Still, there is something about a birthday that invites reflection, and I am finding this to be even more the case today since I am actually rolling over a whole new decade rather than only a single year.  So humor me.  I want the spotlight for just a little longer here.

For me, this past decade has delivered a fair number of those milestone-type changes.  Eight years ago, I retired from a career of teaching and learned what it is like to go to bed without a stack of papers to grade.  Last year, I saw my dad through a terminal illness.  In March, I had my first major surgery.  Though they were certainly significant, I would not call these events redefining.  Rather, what has redefined me, my life, and the whole essence of my being is becoming Googie nearly five years ago.  Here, we are talking about a transformation in the truest sense of the word.  It is nothing short of a whole new identity that I am excited to carry with me into this new decade that begins today.

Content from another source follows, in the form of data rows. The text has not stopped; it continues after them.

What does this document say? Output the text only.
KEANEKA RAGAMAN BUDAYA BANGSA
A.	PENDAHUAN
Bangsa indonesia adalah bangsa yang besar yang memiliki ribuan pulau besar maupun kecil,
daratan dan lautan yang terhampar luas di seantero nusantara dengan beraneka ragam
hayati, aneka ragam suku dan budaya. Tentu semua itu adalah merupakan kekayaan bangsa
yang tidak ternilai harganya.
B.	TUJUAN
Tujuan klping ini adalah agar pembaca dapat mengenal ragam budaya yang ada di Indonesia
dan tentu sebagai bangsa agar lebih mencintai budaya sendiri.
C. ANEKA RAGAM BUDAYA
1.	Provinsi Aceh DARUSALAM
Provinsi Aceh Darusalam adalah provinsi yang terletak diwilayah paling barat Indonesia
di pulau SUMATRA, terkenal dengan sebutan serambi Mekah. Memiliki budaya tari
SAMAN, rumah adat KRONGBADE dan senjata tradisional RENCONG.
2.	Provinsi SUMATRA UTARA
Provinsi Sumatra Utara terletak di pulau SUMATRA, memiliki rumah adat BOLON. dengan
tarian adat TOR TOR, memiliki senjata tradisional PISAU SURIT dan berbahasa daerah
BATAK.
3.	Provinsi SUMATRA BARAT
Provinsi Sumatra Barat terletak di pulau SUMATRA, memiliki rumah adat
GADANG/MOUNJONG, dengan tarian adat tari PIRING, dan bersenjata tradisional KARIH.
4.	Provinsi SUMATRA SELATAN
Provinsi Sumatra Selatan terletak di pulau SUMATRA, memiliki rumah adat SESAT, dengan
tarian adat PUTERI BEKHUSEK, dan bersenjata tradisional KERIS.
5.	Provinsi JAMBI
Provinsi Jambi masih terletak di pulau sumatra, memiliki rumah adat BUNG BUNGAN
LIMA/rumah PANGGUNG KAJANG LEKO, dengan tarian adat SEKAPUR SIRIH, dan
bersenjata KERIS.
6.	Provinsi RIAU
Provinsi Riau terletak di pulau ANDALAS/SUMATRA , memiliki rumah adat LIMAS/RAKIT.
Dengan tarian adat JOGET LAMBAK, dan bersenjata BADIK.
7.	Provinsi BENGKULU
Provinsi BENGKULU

This past weekend, we put the kids in their swimsuits, turned on a lawn sprinkler, and listened to them squeal with the shock and the delight of cold water squirting forcefully in every direction.  We watched them revel in the excitement and promise of a new summer.  "Look!" one of them shouted.  "There's a rainbow in the grass!"

The kids are themselves a kind of promise.  We look at them and anticipate the people they will become and the world they will create anew.  Because of them, I can look at my life, even if I write my age with a "6," and always see a rainbow.